Perhaps you have a “sweet tooth” and are of the opinion that now no harm can be done if you have no teeth that can decay. Unfortunately, the mouth of a denture wearer is the perfect breeding ground for certain types of fungal infection if your sugar intake is too high or there is a lot of carbohydrates in your diet. This is made worse if your dentures are not kept very clean or if you are on certain medications.
Discomfort: There is a very clear line between the awkwardness of a new denture and discomfort due to an imbalance between your denture and your mouth. Previous experience with dentures is not an indication of what you may expect with new dentures. Close fitting new dentures inevitably require a couple of adjustments to overcome any “sore spots” which arise in the initial weeks after the insertion of your new denture. An appointment should have been made for the first of those adjustments to be carried out. Further appointments will be made as indicated by your needs.
You are asked to wear the dentures as long as possible during the daytime provided they are comfortable. There is nothing to be gained by allowing large ulcers to develop in your mouth because of the discomfort involved and the degree of adjustment required to correct the problem afterwards. If the dentures become sore take them out! However it is essential that the dentures be worn for 2-3 hours before your next appointment so that an assessment can be made of potential trouble spots. Bringing the dentures in a bag is a lost opportunity.
Your mouth needs a rest from wearing dentures and you are advised that the dentures should be removed every night for a minimum of 6 hours. This will allow you to maintain a healthy mouth and protect it from unnecessary loads, which may speed up bone loss and result in loose dentures.
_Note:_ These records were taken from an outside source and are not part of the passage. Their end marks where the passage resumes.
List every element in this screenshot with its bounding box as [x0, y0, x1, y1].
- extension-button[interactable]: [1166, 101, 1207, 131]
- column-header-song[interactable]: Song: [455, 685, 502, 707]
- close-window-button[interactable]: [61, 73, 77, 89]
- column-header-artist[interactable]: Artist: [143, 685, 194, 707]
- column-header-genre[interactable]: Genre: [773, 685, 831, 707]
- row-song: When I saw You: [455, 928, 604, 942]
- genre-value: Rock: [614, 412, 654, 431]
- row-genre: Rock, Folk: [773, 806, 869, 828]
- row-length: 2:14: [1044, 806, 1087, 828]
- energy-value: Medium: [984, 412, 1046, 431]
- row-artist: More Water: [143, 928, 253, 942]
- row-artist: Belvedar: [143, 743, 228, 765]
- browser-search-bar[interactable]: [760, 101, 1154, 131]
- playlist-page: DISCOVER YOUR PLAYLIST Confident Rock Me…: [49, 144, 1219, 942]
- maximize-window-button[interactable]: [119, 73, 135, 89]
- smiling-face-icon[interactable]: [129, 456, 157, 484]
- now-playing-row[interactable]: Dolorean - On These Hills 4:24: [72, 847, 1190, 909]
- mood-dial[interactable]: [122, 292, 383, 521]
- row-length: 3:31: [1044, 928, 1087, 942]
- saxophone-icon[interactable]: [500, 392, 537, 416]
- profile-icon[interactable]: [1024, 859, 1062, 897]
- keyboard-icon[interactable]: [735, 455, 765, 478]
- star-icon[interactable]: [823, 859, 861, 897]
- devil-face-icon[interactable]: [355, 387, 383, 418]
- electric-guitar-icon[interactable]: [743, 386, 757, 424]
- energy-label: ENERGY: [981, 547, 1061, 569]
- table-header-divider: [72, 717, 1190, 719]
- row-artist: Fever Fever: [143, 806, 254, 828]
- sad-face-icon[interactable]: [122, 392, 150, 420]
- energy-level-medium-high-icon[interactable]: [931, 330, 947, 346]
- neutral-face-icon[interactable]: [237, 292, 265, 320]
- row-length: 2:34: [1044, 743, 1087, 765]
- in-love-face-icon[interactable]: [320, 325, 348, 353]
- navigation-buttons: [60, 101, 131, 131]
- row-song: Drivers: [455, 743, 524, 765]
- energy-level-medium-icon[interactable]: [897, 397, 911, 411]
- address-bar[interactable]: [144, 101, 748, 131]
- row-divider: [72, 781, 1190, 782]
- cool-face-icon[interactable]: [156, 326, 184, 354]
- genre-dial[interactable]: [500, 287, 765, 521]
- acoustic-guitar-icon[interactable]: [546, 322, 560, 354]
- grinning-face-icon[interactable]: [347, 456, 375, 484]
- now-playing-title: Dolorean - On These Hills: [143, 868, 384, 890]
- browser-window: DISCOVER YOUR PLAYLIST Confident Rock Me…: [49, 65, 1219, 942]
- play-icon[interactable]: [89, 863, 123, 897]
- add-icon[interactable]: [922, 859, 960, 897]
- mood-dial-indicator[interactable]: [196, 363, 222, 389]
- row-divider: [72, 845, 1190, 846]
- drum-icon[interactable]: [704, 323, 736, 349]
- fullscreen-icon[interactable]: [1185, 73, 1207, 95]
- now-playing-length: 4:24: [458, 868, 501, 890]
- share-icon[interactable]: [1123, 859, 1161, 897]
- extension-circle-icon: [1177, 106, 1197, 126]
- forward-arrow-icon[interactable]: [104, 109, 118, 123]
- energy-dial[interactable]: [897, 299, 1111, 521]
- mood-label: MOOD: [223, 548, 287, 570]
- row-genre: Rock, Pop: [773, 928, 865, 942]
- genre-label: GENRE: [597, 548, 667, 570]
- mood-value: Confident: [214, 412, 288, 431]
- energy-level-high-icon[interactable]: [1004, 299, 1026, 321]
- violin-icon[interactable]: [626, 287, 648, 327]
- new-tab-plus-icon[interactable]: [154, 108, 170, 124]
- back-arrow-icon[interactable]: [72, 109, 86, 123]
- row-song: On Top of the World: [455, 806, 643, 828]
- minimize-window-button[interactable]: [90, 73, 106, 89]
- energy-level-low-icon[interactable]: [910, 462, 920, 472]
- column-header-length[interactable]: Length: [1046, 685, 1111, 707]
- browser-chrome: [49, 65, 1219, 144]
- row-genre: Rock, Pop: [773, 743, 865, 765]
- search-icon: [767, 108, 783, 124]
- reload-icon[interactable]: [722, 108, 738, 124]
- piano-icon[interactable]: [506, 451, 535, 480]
The care of your dentures is another very important factor in the maintenance of a healthY mouth. Where possible they should be rinsed in cold water after every meal. You are advised to follow the following protocol at night:
1) Remove the dentures and rinse them over a basin that is half-filled with cold water. This is a simple safety “net” in case the denture slips during cleaning.
2) Brush the denture with a denture brush or a separate toothbrush to the one you have for remaining natural teeth. Soap, or washing-up liquid, and lukewarm water should be used to clean all surfaces of the teeth. Never use warm, or hot, water as this may damage the denture. Rinse the dentures thoroughly in cold water.
3) Overnight the dentures should be soaked in cold water or in a suitable solution. The most common solutions used are Steradent or a dilute solution of Milton (not suitable for metal dentures). If Milton is used place 1 teaspoon of liquid Milton in a container with enough water to cover the dentures. Rinse the dentures thoroughly in cold water the following morning before you place them back in your mouth. Obviously, it is essential to wash off all solutions before you start to wear the dentures.
4) If there are any metal parts to your dentures do not place them in any solution other than water. Often it is best to leave “metal dentures” dry overnight. Correct, and careful, maintenance of your dentures will prolong the life of the dentures while maintaining a good standard of hygiene in your mouth.
Correct, and careful, maintenance of your dentures will prolong the life of the dentures while maintaining a good standard of hygiene in your mouth.